Dieu me pardonne c'est son métier

Comment convient-il de comparer la Russie et l’Occident ? par Dmitri Orekhov

La Russie, comme la Chine, commence à peine à se défaire de son admiration béate pour l’Occident, que l’on peut considérer comme une forme de colonialisation des esprits. En fait, la question est bien plus complexe qu’il n’y paraît à première vue et mérite débat. L’arriération de la Russie et de la Chine avant leurs révolutions respectives était phénoménale, et la France notamment avec la Révolution de 1789 et la Commune apparaissait à juste titre comme un phare du progrès et une source d’inspiration, dont les enseignements ont été largement diffusés par exemple à l’époque soviétique. Mais le rejet de ces illusions sur les « Lumières » de l’Occident ne signifie pas que l’on se mette à adorer le knout et l’autocratie. D’ailleurs si je me souviens de la Commune de Paris à la date de son anniversaire, c’est grâce à mes amis russes et chinois qui ne manquent jamais de me féliciter pour l’occasion. A ce sujet, je ne saurais trop recommander encore une fois la lecture de notre livre « Quand la France s’éveillera à la Chine », pour ceux qui ne l’ont pas encore lu (note et traduction de Marianne Dunlop pour histoire et société)

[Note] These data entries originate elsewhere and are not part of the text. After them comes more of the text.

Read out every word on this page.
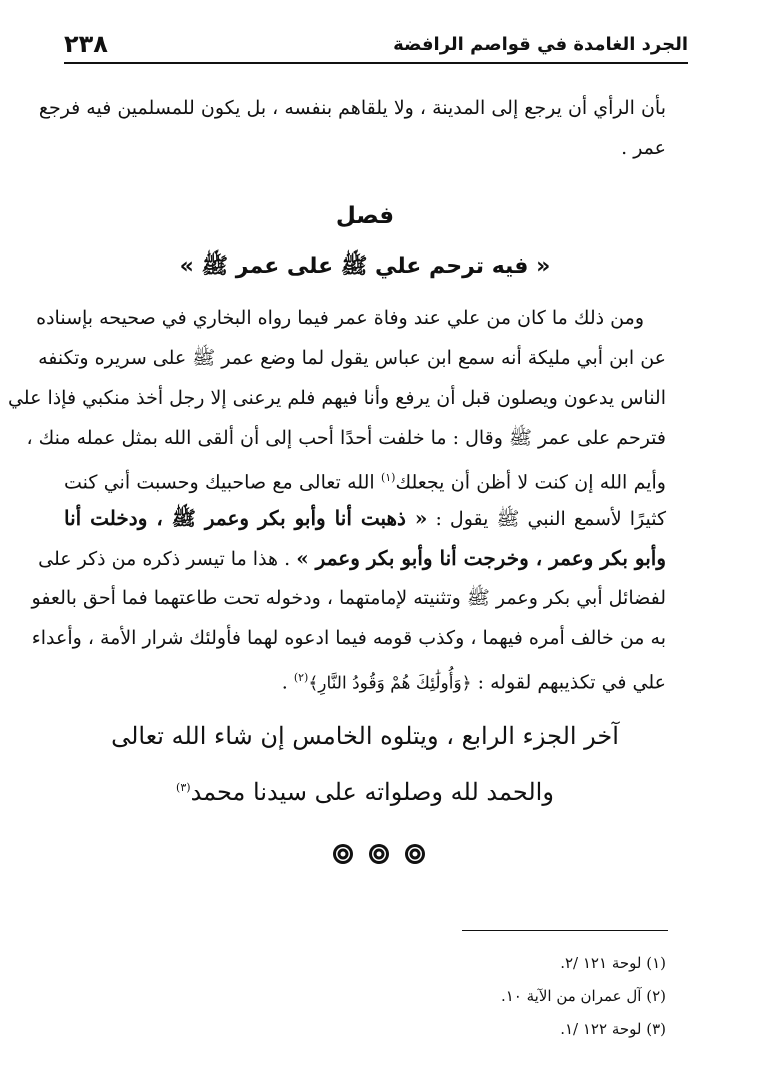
الجرد الغامدة في قواصم الرافضة
٢٣٨
بأن الرأي أن يرجع إلى المدينة ، ولا يلقاهم بنفسه ، بل يكون للمسلمين فيه فرجع
عمر .
فصل
« فيه ترحم علي ﷺ على عمر ﷺ »
ومن ذلك ما كان من علي عند وفاة عمر فيما رواه البخاري في صحيحه بإسناده
عن ابن أبي مليكة أنه سمع ابن عباس يقول لما وضع عمر ﷺ على سريره وتكنفه
الناس يدعون ويصلون قبل أن يرفع وأنا فيهم فلم يرعنى إلا رجل أخذ منكبي فإذا علي
فترحم على عمر ﷺ وقال : ما خلفت أحدًا أحب إلى أن ألقى الله بمثل عمله منك ،
وأيم الله إن كنت لا أظن أن يجعلك$^{(١)}$ الله تعالى مع صاحبيك وحسبت أني كنت
كثيرًا لأسمع النبي ﷺ يقول : « ذهبت أنا وأبو بكر وعمر ﷺ ، ودخلت أنا
وأبو بكر وعمر ، وخرجت أنا وأبو بكر وعمر » . هذا ما تيسر ذكره من ذكر على
لفضائل أبي بكر وعمر ﷺ وتثنيته لإمامتهما ، ودخوله تحت طاعتهما فما أحق بالعفو
به من خالف أمره فيهما ، وكذب قومه فيما ادعوه لهما فأولئك شرار الأمة ، وأعداء
علي في تكذيبهم لقوله : ﴿وَأُولَٰئِكَ هُمْ وَقُودُ النَّارِ﴾$^{(٢)}$ .
آخر الجزء الرابع ، ويتلوه الخامس إن شاء الله تعالى
والحمد لله وصلواته على سيدنا محمد$^{(٣)}$

(١) لوحة ١٢١ /٢.
(٢) آل عمران من الآية ١٠.
(٣) لوحة ١٢٢ /١.
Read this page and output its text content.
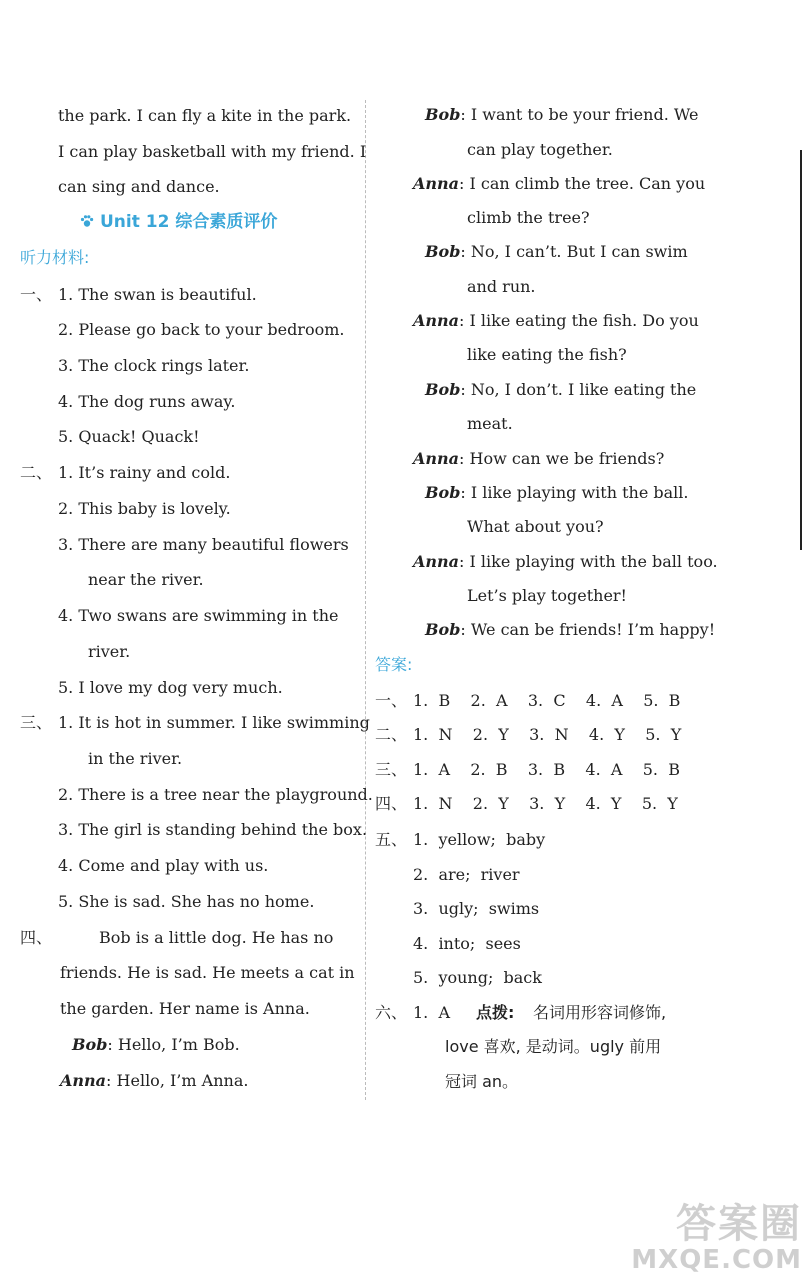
the park. I can fly a kite in the park.
I can play basketball with my friend. I
can sing and dance.
Unit 12 综合素质评价
听力材料:
一、 1. The swan is beautiful.
2. Please go back to your bedroom.
3. The clock rings later.
4. The dog runs away.
5. Quack! Quack!
二、 1. It’s rainy and cold.
2. This baby is lovely.
3. There are many beautiful flowers
near the river.
4. Two swans are swimming in the
river.
5. I love my dog very much.
三、 1. It is hot in summer. I like swimming
in the river.
2. There is a tree near the playground.
3. The girl is standing behind the box.
4. Come and play with us.
5. She is sad. She has no home.
四、	Bob is a little dog. He has no
friends. He is sad. He meets a cat in
the garden. Her name is Anna.
Bob: Hello, I’m Bob.
Anna: Hello, I’m Anna.
Bob: I want to be your friend. We
can play together.
Anna: I can climb the tree. Can you
climb the tree?
Bob: No, I can’t. But I can swim
and run.
Anna: I like eating the fish. Do you
like eating the fish?
Bob: No, I don’t. I like eating the
meat.
Anna: How can we be friends?
Bob: I like playing with the ball.
What about you?
Anna: I like playing with the ball too.
Let’s play together!
Bob: We can be friends! I’m happy!
答案:
一、 1.  B    2.  A    3.  C    4.  A    5.  B
二、 1.  N    2.  Y    3.  N    4.  Y    5.  Y
三、 1.  A    2.  B    3.  B    4.  A    5.  B
四、 1.  N    2.  Y    3.  Y    4.  Y    5.  Y
五、 1.  yellow;  baby
2.  are;  river
3.  ugly;  swims
4.  into;  sees
5.  young;  back
六、 1.  A 点拨: 名词用形容词修饰,
love 喜欢, 是动词。ugly 前用
冠词 an。
答案圈
MXQE.COM
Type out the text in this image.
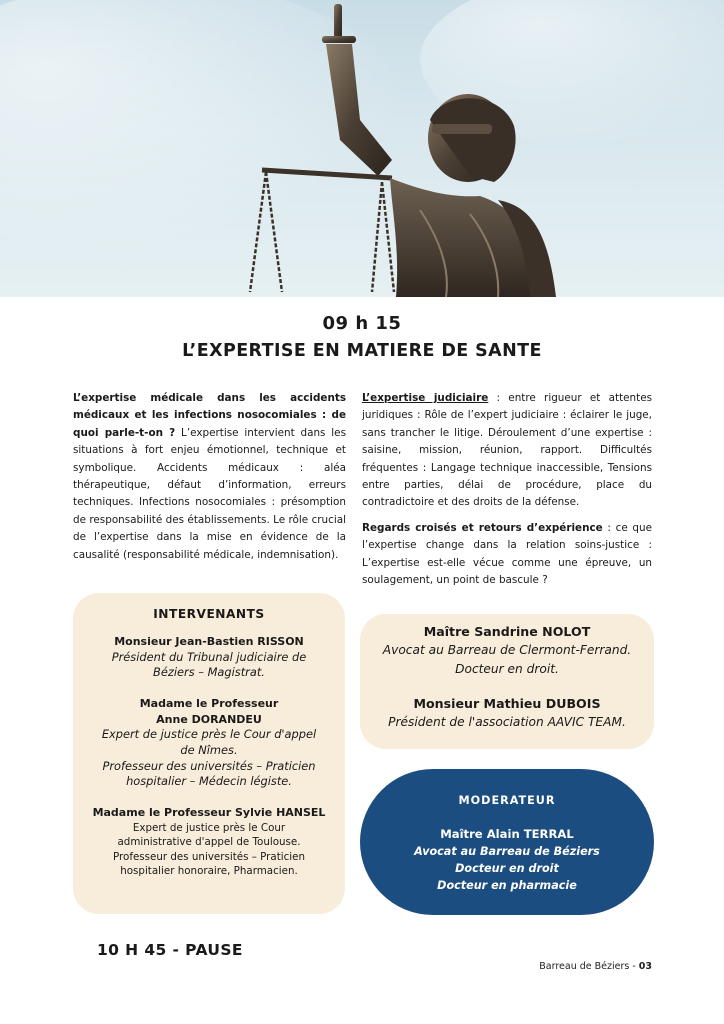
09 h 15
L’EXPERTISE EN MATIERE DE SANTE

L’expertise médicale dans les accidents médicaux et les infections nosocomiales : de quoi parle-t-on ? L’expertise intervient dans les situations à fort enjeu émotionnel, technique et symbolique. Accidents médicaux : aléa thérapeutique, défaut d’information, erreurs techniques. Infections nosocomiales : présomption de responsabilité des établissements. Le rôle crucial de l’expertise dans la mise en évidence de la causalité (responsabilité médicale, indemnisation).

L’expertise judiciaire : entre rigueur et attentes juridiques : Rôle de l’expert judiciaire : éclairer le juge, sans trancher le litige. Déroulement d’une expertise : saisine, mission, réunion, rapport. Difficultés fréquentes : Langage technique inaccessible, Tensions entre parties, délai de procédure, place du contradictoire et des droits de la défense.

Regards croisés et retours d’expérience : ce que l’expertise change dans la relation soins-justice : L’expertise est-elle vécue comme une épreuve, un soulagement, un point de bascule ?

INTERVENANTS
Monsieur Jean-Bastien RISSON
Président du Tribunal judiciaire de
Béziers – Magistrat.
Madame le Professeur
Anne DORANDEU
Expert de justice près le Cour d'appel
de Nîmes.
Professeur des universités – Praticien
hospitalier – Médecin légiste.
Madame le Professeur Sylvie HANSEL
Expert de justice près le Cour
administrative d'appel de Toulouse.
Professeur des universités – Praticien
hospitalier honoraire, Pharmacien.
Maître Sandrine NOLOT
Avocat au Barreau de Clermont-Ferrand.
Docteur en droit.
Monsieur Mathieu DUBOIS
Président de l'association AAVIC TEAM.
MODERATEUR
Maître Alain TERRAL
Avocat au Barreau de Béziers
Docteur en droit
Docteur en pharmacie
10 H 45 - PAUSE
Barreau de Béziers - 03
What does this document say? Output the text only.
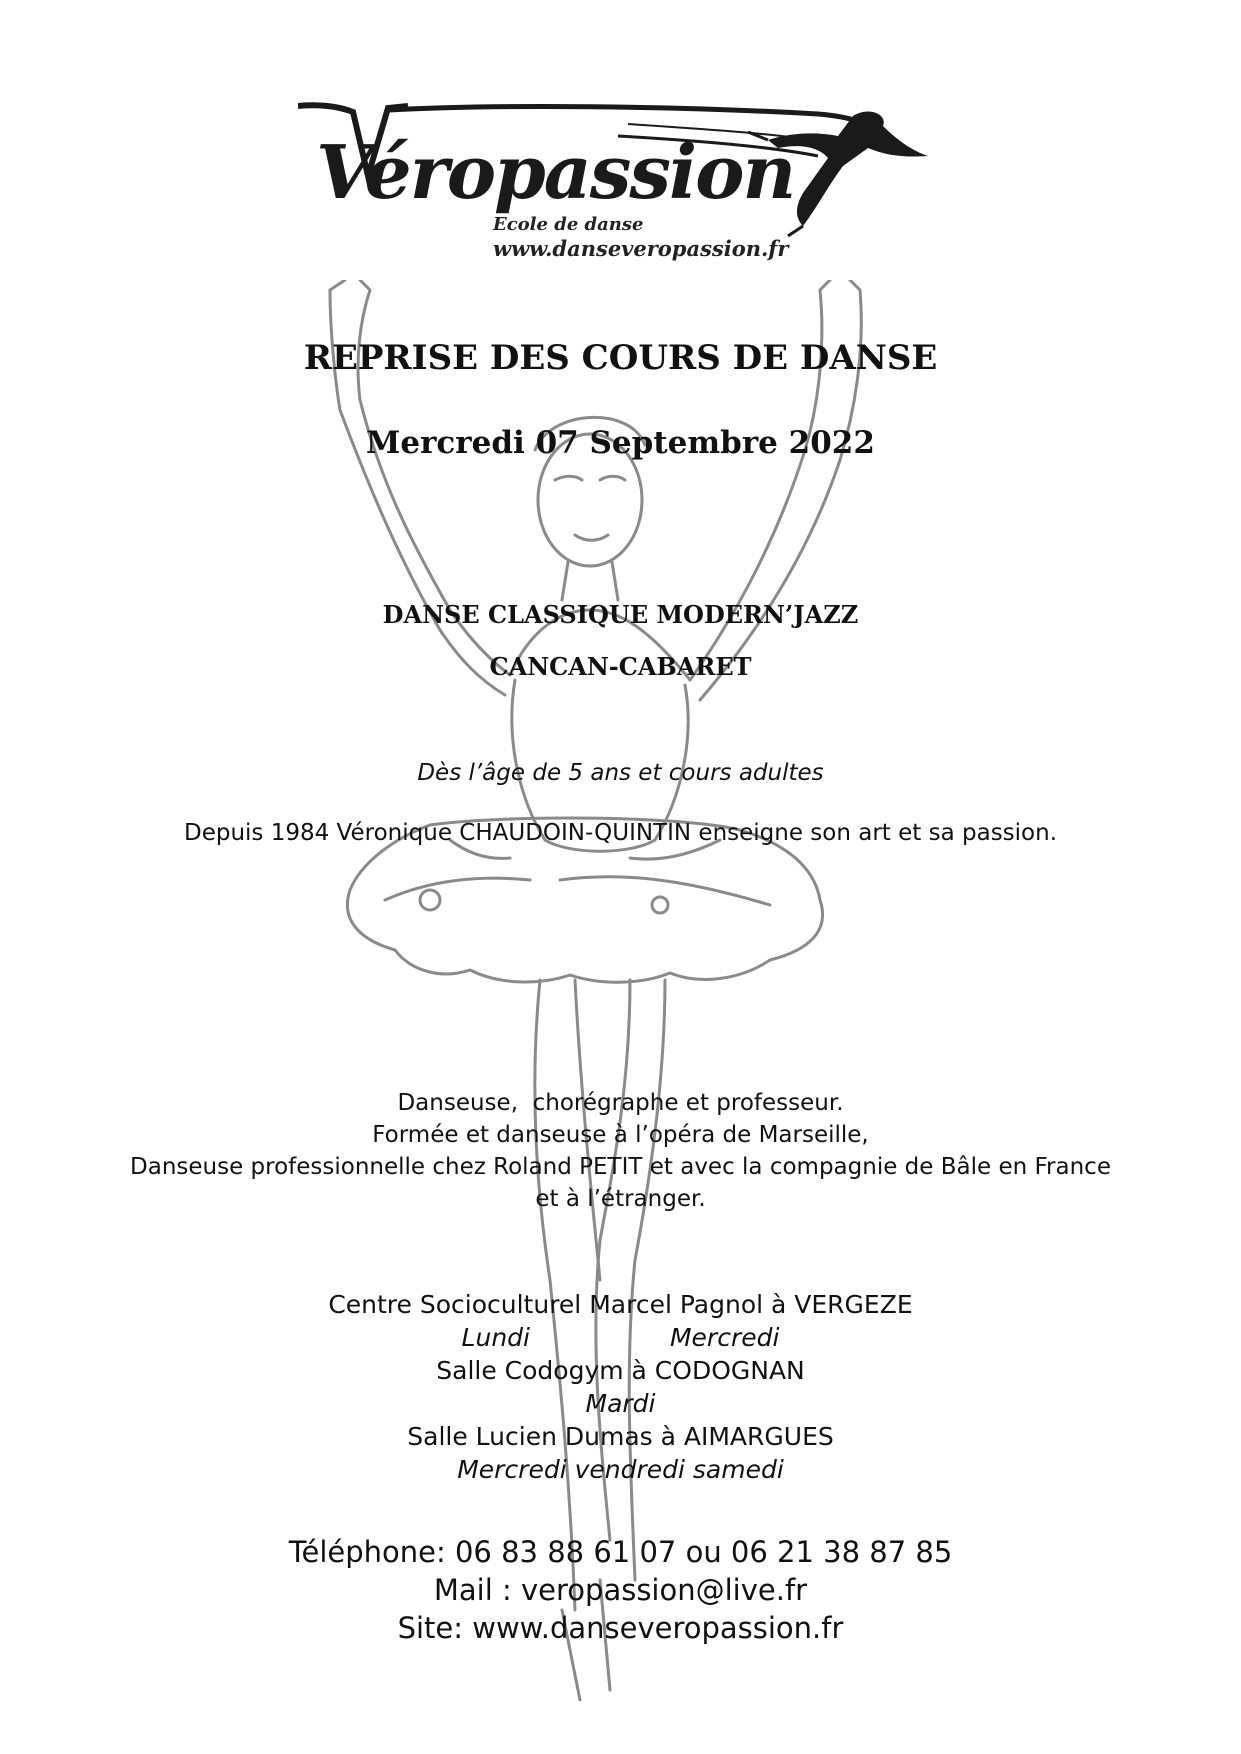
Véropassion
Ecole de danse
www.danseveropassion.fr
REPRISE DES COURS DE DANSE
Mercredi 07 Septembre 2022
DANSE CLASSIQUE MODERN’JAZZ
CANCAN-CABARET
Dès l’âge de 5 ans et cours adultes
Depuis 1984 Véronique CHAUDOIN-QUINTIN enseigne son art et sa passion.
Danseuse,  chorégraphe et professeur.
Formée et danseuse à l’opéra de Marseille,
Danseuse professionnelle chez Roland PETIT et avec la compagnie de Bâle en France
et à l’étranger.
Centre Socioculturel Marcel Pagnol à VERGEZE
Lundi	Mercredi
Salle Codogym à CODOGNAN
Mardi
Salle Lucien Dumas à AIMARGUES
Mercredi vendredi samedi
Téléphone: 06 83 88 61 07 ou 06 21 38 87 85
Mail : veropassion@live.fr
Site: www.danseveropassion.fr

https://vz.ru/opinions/2025/7/12/1344009.html

Dans une publicité pour une banque russe aujourd’hui disparue, souvent diffusée à la télévision dans les années 90, on pouvait lire : « En 1861, la première ligne de métro a été mise en service à Londres, tandis qu’en Russie, le servage était aboli ».

Cette phrase, construite selon le principe « il y a un sureau dans le jardin, mais à Kiev habite mon oncle », n’est pas si anodine. Nous avons là un slogan bien construit, court et aphoristique. À force d’être répété, il s’imprime dans le subconscient et forme des associations qui influencent ensuite les choix. Si l’on remplit le subconscient des gens avec de telles formulations, ils finiront par qualifier facilement leur pays de « sovok » ou de « rashka » (avec les conséquences que cela implique pour le pays).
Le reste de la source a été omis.